Неуживчивые. "Новая газета", 11 ноября 2013 года.

Источник: http://www.novayagazeta.ru/society/60875.html

Автор: Екатерина Фомина 

 

Школа Святого Георгия в очередной раз переезжает — сбились со счета. Иногда приют им дает Детская библиотека на «Октябрьской». Но чаще — за аренду помещения приходится платить родителям. Так и сейчас: приехали в двухэтажный домик во дворах «Красносельской». Наверное, и здесь ненадолго. Местные уже взбунтовались, испугавшись соседства. Потому что в этой школе учатся особенные дети.

Справка «Новой»

Школа Святого Георгия Победоносца основана в 1994 году. Не является государственной, не получает спонсорской поддержки. Зарегистрирована как юридическое лицо, поэтому не является общеобразовательным учреждением. Предоставляет услуги по обеспечению досуговой деятельности. Существует за счет добровольных пожертвований родителей. Помещения снимают как частные арендаторы. Переезжали больше десяти раз. В планах — собрать подписи родителей и преподавателей и обратиться с письмом к руководителю департамента образования, чтобы стать полноценным учебным заведением с юридической точки зрения.

Особенные — это те, кто не ужился в обычной школе. С задержками в развитии, легкой стадией аутизма. Здесь считают, что «неуживчивый ребенок» — это противоестественное сочетание слов. Учителя убеждены: каждый ребенок несет в себе определенную задачу, нужно помочь ее раскрыть и воплотить. Рассчитывают, что человек сам себя сформирует, надо его только разжать. Поэтому диагноз не важен. Здесь учатся и здоровые ребята. Сюда их приводят родители, которым нравится вальдорфская* система образования. Все вместе ходят в походы, ставят спектакли. Никого не выделяют.

Программа — это интересы детей. Им разрешают быть такими, какие они есть. Без внешних рамок все особенности — характеры, предпочтения, страхи, любовь-нелюбовь — выходят наружу, и видно, с чем работать. Здесь нет оценок. Дети сами себя хорошо оценивают, иногда даже строже, чем надо. Здесь по фамилиям друг друга не знают, только по именам, и к доске здесь не вызывают по журналу.

В новом здании на одной стене — дерево с разноцветными листьями. Весь коридор должен превратиться в лес. Если не выгонят. Вот следы последнего переезда. В коробках наспех собранные керамические самолепленные горшки; десяток гуашевых соечек — рисовали в зоопарке с натуры; сшитые из лоскутов мячики, которые можно гонять на переменах, не боясь разбить окна…

Школа не может получить лицензию, потому что нет постоянного помещения. А без этого нельзя. Ученики формально прикреплены к городским школам, пишут там каждую четверть контрольные работы, а учат их — у Святого Георгия.

С 1994 года, уже почти 20 лет, все держится на Нине Алексеевне Микоян. Она директор, но относятся к ней как ко второй маме, бывает, так и называют.

Без этой школы не было бы сотни судеб. Мы собрали истории детей, у которых все было бы по-другому без Школы Святого Георгия.
 

Даня, 4-й класс. Мама Арина:

— Это пятая Данина школа. Он быстро уставал, ему было тяжело высиживать уроки, не успевал записывать. Притом что голова у него умнейшая, фантастическая память. Интеллектуально опережал свой возраст, а поведенчески запаздывал.

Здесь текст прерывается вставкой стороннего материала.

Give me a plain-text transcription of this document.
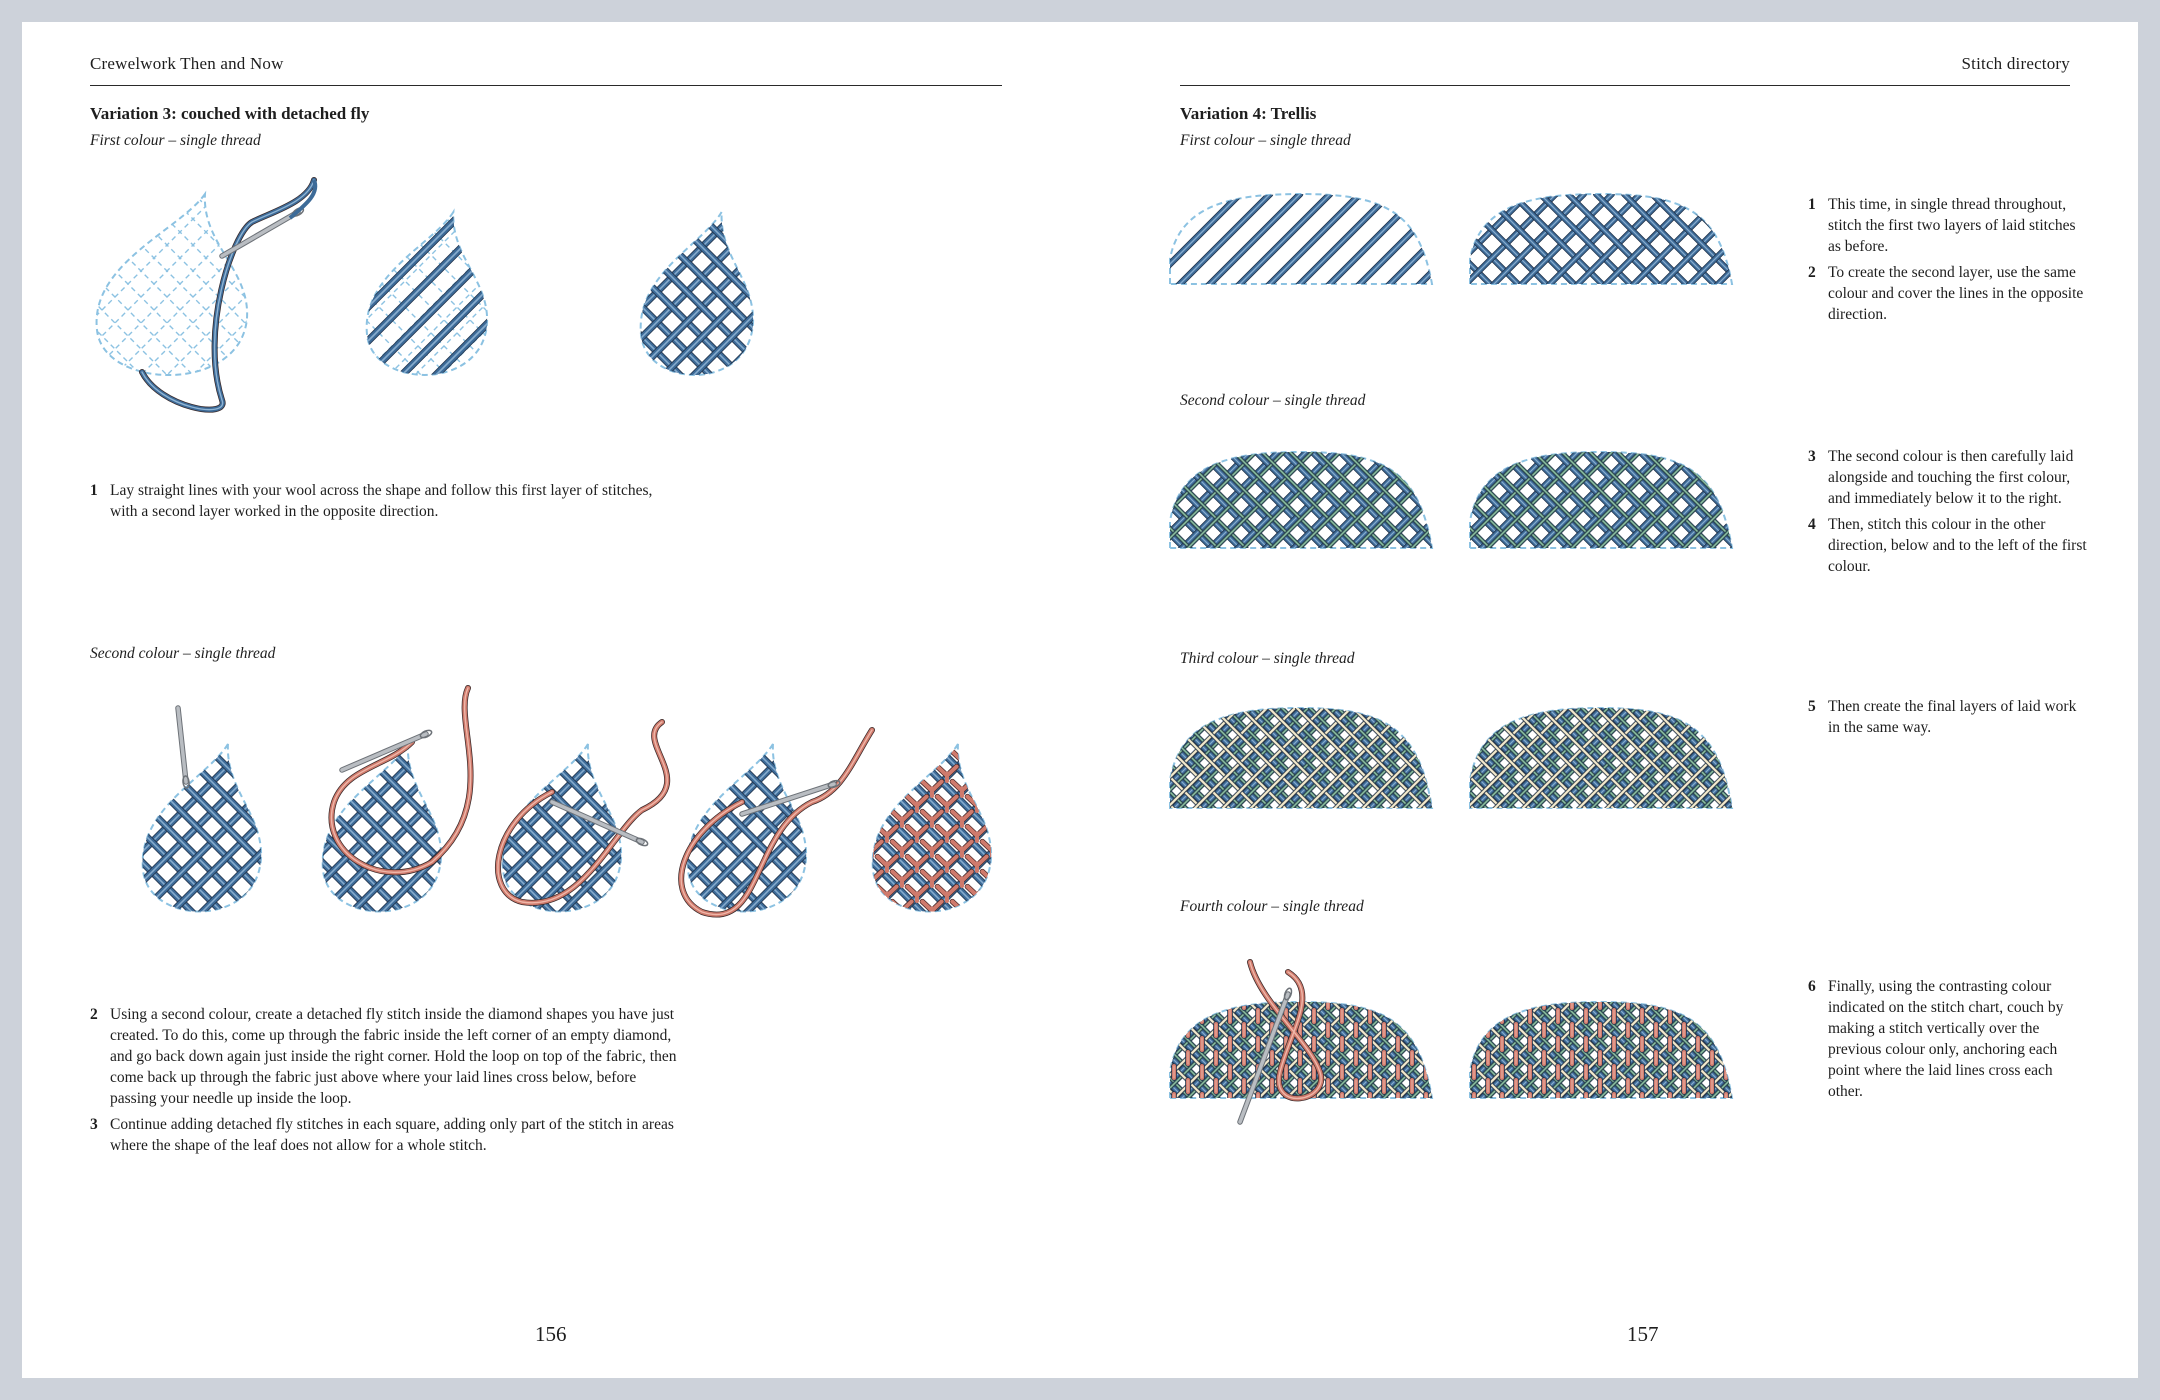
Crewelwork Then and Now
Variation 3: couched with detached fly
First colour – single thread
1 Lay straight lines with your wool across the shape and follow this first layer of stitches, with a second layer worked in the opposite direction.
Second colour – single thread
2 Using a second colour, create a detached fly stitch inside the diamond shapes you have just created. To do this, come up through the fabric inside the left corner of an empty diamond, and go back down again just inside the right corner. Hold the loop on top of the fabric, then come back up through the fabric just above where your laid lines cross below, before passing your needle up inside the loop.
3 Continue adding detached fly stitches in each square, adding only part of the stitch in areas where the shape of the leaf does not allow for a whole stitch.
156
Stitch directory
Variation 4: Trellis
First colour – single thread
Second colour – single thread
Third colour – single thread
Fourth colour – single thread
1 This time, in single thread throughout, stitch the first two layers of laid stitches as before.
2 To create the second layer, use the same colour and cover the lines in the opposite direction.
3 The second colour is then carefully laid alongside and touching the first colour, and immediately below it to the right.
4 Then, stitch this colour in the other direction, below and to the left of the first colour.
5 Then create the final layers of laid work in the same way.
6 Finally, using the contrasting colour indicated on the stitch chart, couch by making a stitch vertically over the previous colour only, anchoring each point where the laid lines cross each other.
157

Директора открыто говорили: ваш ребенок болен, ничего, кроме спецшколы, ему не светит, должны с этим смириться. Мы прошли всех психиатров, врачей, говорили: идите проверяйте голову. На руках были все заключения, но диагноз не ставил никто.

Мне удалось найти психиатра, кандидата медицинских наук, которая одна из первых в СССР занялась проблемой аутистов. Раньше их смешивали с шизофрениками, думали, что это одно и то же. Она осмотрела Даню, проговорила часа три. Исключила диагноз «шизофрения», который все пытались навязать, сказала, что Дане нужен контакт с учителем, ему нужны доверительные чувства. Плюс поставила «синдром Аспергера» — легкую стадию аутизма.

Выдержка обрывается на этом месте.